For European organizations, this vulnerability poses a significant risk to the confidentiality and integrity of sensitive development data, including source code, build configurations, and project management information. Exploitation could lead to unauthorized access to internal development environments, intellectual property theft, and potential insertion of malicious code into software builds. This could further cascade into supply chain attacks affecting downstream customers. The requirement for some privileges and user interaction limits the attack surface but does not eliminate risk, especially in large organizations with many users and complex workflows. The low availability impact means systems remain operational but compromised. Given the critical role of Azure DevOps Server in software development, disruption or compromise could have wide-reaching operational and reputational consequences for European enterprises, particularly in sectors like finance, manufacturing, and technology where software integrity is paramount.

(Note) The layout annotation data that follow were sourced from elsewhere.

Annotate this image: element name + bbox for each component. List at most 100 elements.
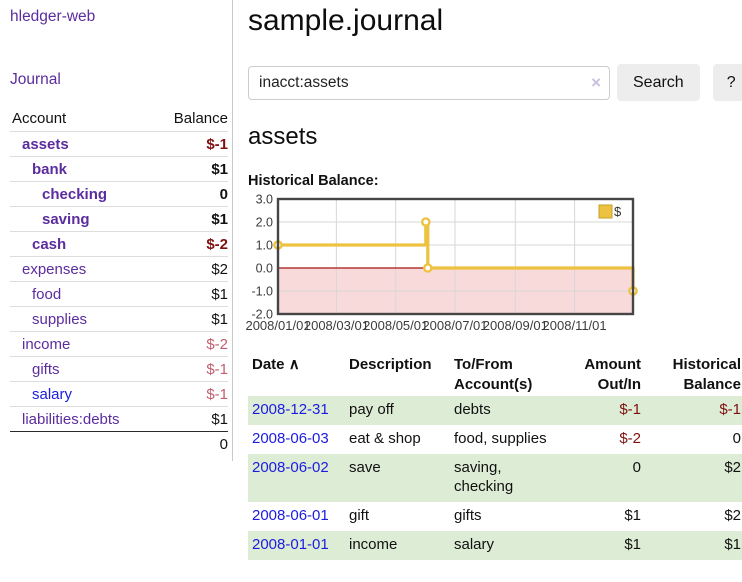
search-bar: × Search ? (248, 64, 742, 101)
register-amount: $1 (624, 507, 641, 525)
register-accounts: gifts (454, 507, 482, 525)
register-row: 2008-06-01 gift gifts $1 $2 (248, 502, 742, 531)
account-link[interactable]: bank (32, 160, 68, 178)
account-row: bank $1 (10, 156, 228, 181)
register-header-accounts: To/From Account(s) (454, 356, 533, 393)
register-date-link[interactable]: 2008-06-03 (252, 430, 329, 448)
account-link[interactable]: liabilities:debts (22, 410, 120, 428)
register-description: income (349, 536, 398, 554)
y-axis-tick-label: 0.0 (256, 262, 273, 276)
register-description: save (349, 459, 381, 477)
account-row: food $1 (10, 281, 228, 306)
account-link[interactable]: checking (42, 185, 108, 203)
account-row: assets $-1 (10, 131, 228, 156)
register-header-date[interactable]: Date ∧ (252, 356, 300, 373)
balance-column-header: Balance (173, 110, 228, 127)
plot-border (276, 197, 635, 316)
register-table-body: 2008-12-31 pay off debts $-1 $-1 2008-06-03 ea… (248, 396, 742, 561)
x-axis-tick-label: 2008/09/01 (483, 318, 548, 333)
search-input[interactable] (248, 65, 610, 100)
account-row: checking 0 (10, 181, 228, 206)
chart-title: Historical Balance: (248, 173, 379, 189)
account-row: salary $-1 (10, 381, 228, 406)
register-accounts: saving, checking (454, 459, 514, 496)
register-description: pay off (349, 401, 394, 418)
register-header-balance: Historical Balance (672, 356, 741, 393)
help-button[interactable]: ? (712, 64, 742, 101)
register-row: 2008-01-01 income salary $1 $1 (248, 531, 742, 561)
register-description: gift (349, 507, 370, 525)
y-axis-tick-label: -2.0 (251, 308, 273, 322)
register-amount: $1 (624, 536, 641, 554)
account-row: income $-2 (10, 331, 228, 356)
y-axis-tick-label: 3.0 (256, 193, 273, 207)
register-balance: $1 (724, 536, 741, 554)
account-balance: $2 (211, 260, 228, 278)
accounts-total-value: 0 (219, 435, 228, 453)
data-point-marker (422, 263, 433, 273)
account-link[interactable]: income (22, 335, 71, 353)
accounts-table-header: Account Balance (10, 106, 228, 131)
x-axis-tick-label: 2008/07/01 (422, 318, 487, 333)
register-date-link[interactable]: 2008-01-01 (252, 536, 329, 554)
account-row: cash $-2 (10, 231, 228, 256)
register-header-amount: Amount Out/In (584, 356, 641, 393)
main-content: sample.journal × Search ? assets Histori… (234, 0, 742, 561)
register-amount: $-2 (619, 430, 641, 448)
y-axis-tick-label: 2.0 (256, 216, 273, 230)
account-balance: $1 (211, 285, 228, 303)
account-link[interactable]: cash (32, 235, 67, 253)
sidebar: hledger-web Journal Account Balance asse… (0, 0, 233, 461)
balance-chart: $3.0 2.0 1.0 0.0 -1.0 -2.02008/01/012008/03/0… (245, 193, 638, 333)
accounts-table: Account Balance assets $-1 bank $1 checking 0… (10, 106, 228, 456)
x-axis-tick-label: 2008/11/01 (543, 318, 607, 333)
x-axis-tick-label: 2008/03/01 (304, 318, 369, 333)
account-link[interactable]: salary (32, 385, 73, 403)
register-row: 2008-06-02 save saving, checking 0 $2 (248, 454, 742, 503)
search-input-wrap: × (248, 65, 610, 100)
account-heading: assets (248, 123, 318, 150)
account-balance: $-1 (206, 385, 228, 403)
account-link[interactable]: assets (22, 135, 69, 153)
register-accounts: salary (454, 536, 495, 554)
register-header-description: Description (349, 356, 432, 373)
register-table: Date ∧ Description To/From Account(s) Am… (248, 353, 742, 561)
x-axis-tick-label: 2008/05/01 (363, 318, 428, 333)
account-balance: $-2 (206, 235, 228, 253)
account-link[interactable]: saving (42, 210, 90, 228)
account-row: supplies $1 (10, 306, 228, 331)
account-link[interactable]: food (32, 285, 62, 303)
account-balance: 0 (219, 185, 228, 203)
app-title-link[interactable]: hledger-web (10, 8, 96, 25)
register-header-row: Date ∧ Description To/From Account(s) Am… (248, 353, 742, 396)
accounts-table-body: assets $-1 bank $1 checking 0 saving $1 cash $-2 e… (10, 131, 228, 431)
account-balance: $-2 (206, 335, 228, 353)
data-point-marker (420, 217, 431, 227)
y-axis-tick-label: -1.0 (251, 285, 273, 299)
y-axis-tick-label: 1.0 (256, 239, 273, 253)
account-column-header: Account (12, 110, 67, 127)
register-accounts: debts (454, 401, 491, 418)
register-balance: 0 (732, 430, 741, 448)
register-balance: $2 (724, 459, 741, 477)
legend-label: $ (614, 204, 622, 219)
clear-search-icon[interactable]: × (591, 72, 601, 92)
account-balance: $1 (211, 410, 228, 428)
search-button[interactable]: Search (617, 64, 700, 101)
register-row: 2008-12-31 pay off debts $-1 $-1 (248, 396, 742, 426)
account-balance: $-1 (206, 135, 228, 153)
register-balance: $-1 (719, 401, 741, 418)
register-description: eat & shop (349, 430, 421, 448)
account-link[interactable]: gifts (32, 360, 60, 378)
register-date-link[interactable]: 2008-06-01 (252, 507, 329, 525)
account-row: liabilities:debts $1 (10, 406, 228, 431)
legend-swatch (598, 204, 613, 219)
account-link[interactable]: expenses (22, 260, 87, 278)
sidebar-item-journal[interactable]: Journal (10, 71, 61, 88)
register-balance: $2 (724, 507, 741, 525)
account-link[interactable]: supplies (32, 310, 88, 328)
register-row: 2008-06-03 eat & shop food, supplies $-2 0 (248, 425, 742, 454)
register-date-link[interactable]: 2008-12-31 (252, 401, 329, 418)
account-balance: $1 (211, 310, 228, 328)
register-date-link[interactable]: 2008-06-02 (252, 459, 329, 477)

Organizations should immediately inventory their Azure DevOps Server 2022 deployments to identify affected versions (20231128.1). Although no patch links are currently provided, monitoring Microsoft’s official security advisories for patches is critical. In the interim, implement strict input validation and output encoding on all user-supplied data within Azure DevOps Server customizations or extensions. Employ Content Security Policy (CSP) headers to restrict script execution sources and reduce XSS impact. Limit user privileges to the minimum necessary to reduce the potential attacker foothold. Educate users to recognize and avoid suspicious links or content that could trigger XSS attacks. Regularly audit logs for unusual activity indicative of exploitation attempts. Consider network segmentation and multi-factor authentication to further reduce risk. Once patches are available, prioritize their deployment in all affected environments.